Weather in the “Little Promised Land”

The weather has been a source of conversation across the centuries. When there is nothing left to say or you want an uncommitted way of greeting someone as you are passing by, you talk about the weather.

But nowadays it is really something to talk about, with global warming and everybody trying to save the world by going green.

Green used to be equated with money. But, wow, how things have changed. Or it was associated with jealousy. Now when someone asks me if I’m green, I have to stop and think about the context of the conversation.

In Southern Europe, particularly Spain, the summer was more mild than usual. Some would argue. That is not saying the weather wasn’t hot, but it wasn’t every day get-the-glove-mits-before-you-touch-anything hot. That was nice.

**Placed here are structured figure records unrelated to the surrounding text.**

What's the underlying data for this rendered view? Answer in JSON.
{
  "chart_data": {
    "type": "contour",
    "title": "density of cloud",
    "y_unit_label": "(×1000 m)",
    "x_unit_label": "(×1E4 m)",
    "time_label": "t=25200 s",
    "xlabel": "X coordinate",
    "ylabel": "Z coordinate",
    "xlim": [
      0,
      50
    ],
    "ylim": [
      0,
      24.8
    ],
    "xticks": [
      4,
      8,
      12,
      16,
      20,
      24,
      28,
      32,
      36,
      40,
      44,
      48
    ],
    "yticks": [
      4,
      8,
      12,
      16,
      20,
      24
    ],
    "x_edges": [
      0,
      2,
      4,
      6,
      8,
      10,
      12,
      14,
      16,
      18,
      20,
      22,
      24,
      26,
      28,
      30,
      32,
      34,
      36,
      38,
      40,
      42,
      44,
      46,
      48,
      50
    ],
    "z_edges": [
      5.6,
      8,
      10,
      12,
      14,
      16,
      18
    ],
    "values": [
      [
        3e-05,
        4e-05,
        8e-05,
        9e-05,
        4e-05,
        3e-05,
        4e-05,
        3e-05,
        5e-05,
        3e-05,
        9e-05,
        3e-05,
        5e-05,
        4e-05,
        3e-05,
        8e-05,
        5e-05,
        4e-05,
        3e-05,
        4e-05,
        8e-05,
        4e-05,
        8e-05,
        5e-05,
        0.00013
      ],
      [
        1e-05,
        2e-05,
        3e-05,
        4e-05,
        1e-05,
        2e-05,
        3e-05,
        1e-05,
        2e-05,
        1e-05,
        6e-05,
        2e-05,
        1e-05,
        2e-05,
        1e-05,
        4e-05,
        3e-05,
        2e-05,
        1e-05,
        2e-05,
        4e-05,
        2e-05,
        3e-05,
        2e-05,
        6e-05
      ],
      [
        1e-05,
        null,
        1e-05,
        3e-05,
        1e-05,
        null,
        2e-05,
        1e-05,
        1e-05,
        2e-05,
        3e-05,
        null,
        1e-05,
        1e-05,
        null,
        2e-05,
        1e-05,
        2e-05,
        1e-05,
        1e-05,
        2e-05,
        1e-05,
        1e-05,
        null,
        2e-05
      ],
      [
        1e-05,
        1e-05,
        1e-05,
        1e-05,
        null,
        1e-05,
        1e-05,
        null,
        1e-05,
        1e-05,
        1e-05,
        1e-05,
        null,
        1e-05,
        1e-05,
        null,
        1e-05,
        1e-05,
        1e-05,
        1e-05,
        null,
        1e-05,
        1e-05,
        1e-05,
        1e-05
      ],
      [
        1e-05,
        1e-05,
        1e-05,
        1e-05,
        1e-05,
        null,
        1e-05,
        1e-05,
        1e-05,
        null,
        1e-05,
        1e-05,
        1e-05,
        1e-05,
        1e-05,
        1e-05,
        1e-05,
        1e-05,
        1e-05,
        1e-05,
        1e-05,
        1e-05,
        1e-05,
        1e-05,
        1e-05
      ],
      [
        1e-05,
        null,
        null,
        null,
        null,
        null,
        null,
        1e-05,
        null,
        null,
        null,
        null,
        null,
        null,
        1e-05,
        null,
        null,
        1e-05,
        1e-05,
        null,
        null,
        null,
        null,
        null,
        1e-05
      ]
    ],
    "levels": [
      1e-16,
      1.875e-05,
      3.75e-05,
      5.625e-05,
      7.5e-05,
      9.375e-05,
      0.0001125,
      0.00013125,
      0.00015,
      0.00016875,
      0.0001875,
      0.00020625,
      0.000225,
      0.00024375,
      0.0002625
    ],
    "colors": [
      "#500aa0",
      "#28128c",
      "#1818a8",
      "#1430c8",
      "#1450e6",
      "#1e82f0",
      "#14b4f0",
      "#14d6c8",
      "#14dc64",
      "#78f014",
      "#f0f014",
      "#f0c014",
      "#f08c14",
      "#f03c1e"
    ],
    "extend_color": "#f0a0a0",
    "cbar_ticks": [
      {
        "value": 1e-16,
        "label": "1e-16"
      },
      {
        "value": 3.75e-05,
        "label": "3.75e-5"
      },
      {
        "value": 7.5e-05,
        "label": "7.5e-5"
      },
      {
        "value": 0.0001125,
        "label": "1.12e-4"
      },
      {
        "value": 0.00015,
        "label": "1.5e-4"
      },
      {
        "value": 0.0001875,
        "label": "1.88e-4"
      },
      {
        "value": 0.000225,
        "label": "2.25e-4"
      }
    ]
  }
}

But it was like summer never came. After a brutally long and wet winter, summer hardly gave an appearance. The sea is already turning cold. It feels like the temperature it was last November. So what will become of the coming winter?

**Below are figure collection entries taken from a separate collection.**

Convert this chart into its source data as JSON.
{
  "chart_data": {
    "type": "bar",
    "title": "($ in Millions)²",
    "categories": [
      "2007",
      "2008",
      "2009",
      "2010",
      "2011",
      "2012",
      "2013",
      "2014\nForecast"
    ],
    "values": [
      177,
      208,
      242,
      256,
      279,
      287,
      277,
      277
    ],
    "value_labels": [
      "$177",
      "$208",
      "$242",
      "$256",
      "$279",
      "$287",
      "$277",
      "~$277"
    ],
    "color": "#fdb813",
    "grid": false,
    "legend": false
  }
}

Some say it will be unusually cold. Others say it will be mild, like the summer. Only when it arrives will we know.

All the rain gave a nice fruit yield, with plenty of figs and blackberries. Pomegranate season is approaching, as well as grapes. Time will need to be budgeted to collect and preserve this wonderful goodness.

Walnuts are beginning to fall from the trees and they will be followed by chestnuts and carobs. So much goodness in Spain. No wonder it is dubbed by some “Little Promised Land.”